Il a vécu avec la maladie pendant neuf ans et n’en a parlé à presque personne. Il était désespéré pour la foi religieuse, qu’il a finalement trouvée, bien qu’il n’ait jamais cessé d’avoir peur de ce qui allait arriver. Son œuvre se compose de centaines d’apparitions dans des talk-shows, et je me demandais s’il avait l’impression, à la fin, qu’elles s’ajoutaient à quelque chose de plus grand, ou si elles étaient éphémères : passer de la télévision à YouTube puis disparaître. Il parlait souvent de sa terreur de la mort. « Est-ce que Norm va un peu ? » les gens se demanderaient. Il ne faisait pas grand-chose. Il était mourant.
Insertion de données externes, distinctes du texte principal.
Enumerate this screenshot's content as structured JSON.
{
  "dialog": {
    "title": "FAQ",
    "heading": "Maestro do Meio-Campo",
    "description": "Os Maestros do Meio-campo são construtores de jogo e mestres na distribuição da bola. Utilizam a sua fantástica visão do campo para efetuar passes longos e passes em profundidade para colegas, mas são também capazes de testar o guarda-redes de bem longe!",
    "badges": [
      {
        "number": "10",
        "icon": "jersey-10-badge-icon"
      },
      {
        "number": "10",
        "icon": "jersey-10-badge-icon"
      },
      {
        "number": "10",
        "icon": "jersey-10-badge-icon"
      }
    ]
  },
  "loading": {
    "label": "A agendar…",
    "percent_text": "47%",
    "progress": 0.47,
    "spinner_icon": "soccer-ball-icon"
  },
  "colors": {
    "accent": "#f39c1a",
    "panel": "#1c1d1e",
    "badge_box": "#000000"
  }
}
J’ai écouté de nombreuses heures d’interviews en podcast avec lui, et j’aurais aimé le connaître ; J’avais l’impression que j’aurais pu l’aider d’une manière ou d’une autre, ce qui est la prémisse narcissique de toutes les relations parasociales. Je n’aurais pas pu l’aider. Il a vécu et est mort comme il le voulait. Une semaine avant sa mort, il a envoyé à son meilleur ami, le comique Bob Saget, un texte de trois mots : « Je t’aime ». C’étaient les mêmes mots qu’il avait prononcés, surprenant lui-même, lors de sa dernière apparition sur Letterman quelques années plus tôt. Il s’était attendu à éclater de rire et il a joué un set devenu légendaire. Mais quand il était temps de dire au revoir à son mentor – la toute première personne qui l’avait eu à la télévision tard dans la nuit – il était bouleversé. « Je t’aime », a-t-il dit. Au cours de sa dernière année, il a posté des vidéos Instagram de sa mère traînant dans son appartement, racontant de terribles blagues. Une fois, il a dit que les seules choses qu’il ne pourrait jamais jeter étaient les cadeaux que son fils lui avait donnés.

Tout cela ne concerne pas vraiment les célébrités, bien sûr ; il s’agit de moi. Je peux voir chez ces patients célèbres des aspects de ma propre expérience : ma peur, ma douleur et mon désir féroce de m’accrocher aux gens que j’aime. Mais parce que les célébrités existent derrière le verre de sécurité de la célébrité, je peux suivre leurs hauts et leurs bas sans ressentir un froid mortel.

J’étais vraiment désolé pour Farrah Fawcett, mais quand je me suis assis sur cette chaise, surpris par la nouvelle de sa mort, ce que je pleurais, c’était ma propre jeunesse. Il y a des décennies, quand toute la vie était devant moi, et que je ne savais pas quel genre de femme je deviendrais, il semblait que la chose à faire était de me couper les cheveux comme les siens, et peut-être que tout le reste suivrait.

Et j’étais triste pour Norm Macdonald pour lui-même, mais aussi parce qu’il m’a rappelé que je suis assez vieux maintenant pour voir ma propre génération commencer à disparaître. Il faudra encore une décennie pour que le processus s’accélère vraiment. Mais Macdonald faisait partie du paysage. Comment pourrais-je vieillir si la personne la plus drôle des talk-shows – les émissions qui sont par ailleurs remplies de jeunes starlettes ennuyeuses – avait mon âge ? Six décennies : c’est combien de vie ? Est-ce assez de vie ?

Il n’y a qu’une seule chose que nous savons sur la mort : elle vient pour nous tous, les célèbres et les obscurs, et après cela, nous disparaissons assez rapidement de la mémoire. « Ici repose celui dont le nom a été écrit dans l’eau », est-il écrit sur la pierre tombale de Keats. Peu de temps après l’annonce de la mort de Farrah Fawcett, les paparazzi ont sauté sur leurs motos et garé illégalement des voitures et se sont enfuis. Michael Jackson était mort à Westwood, et presque immédiatement, Farrah Fawcett a été oubliée.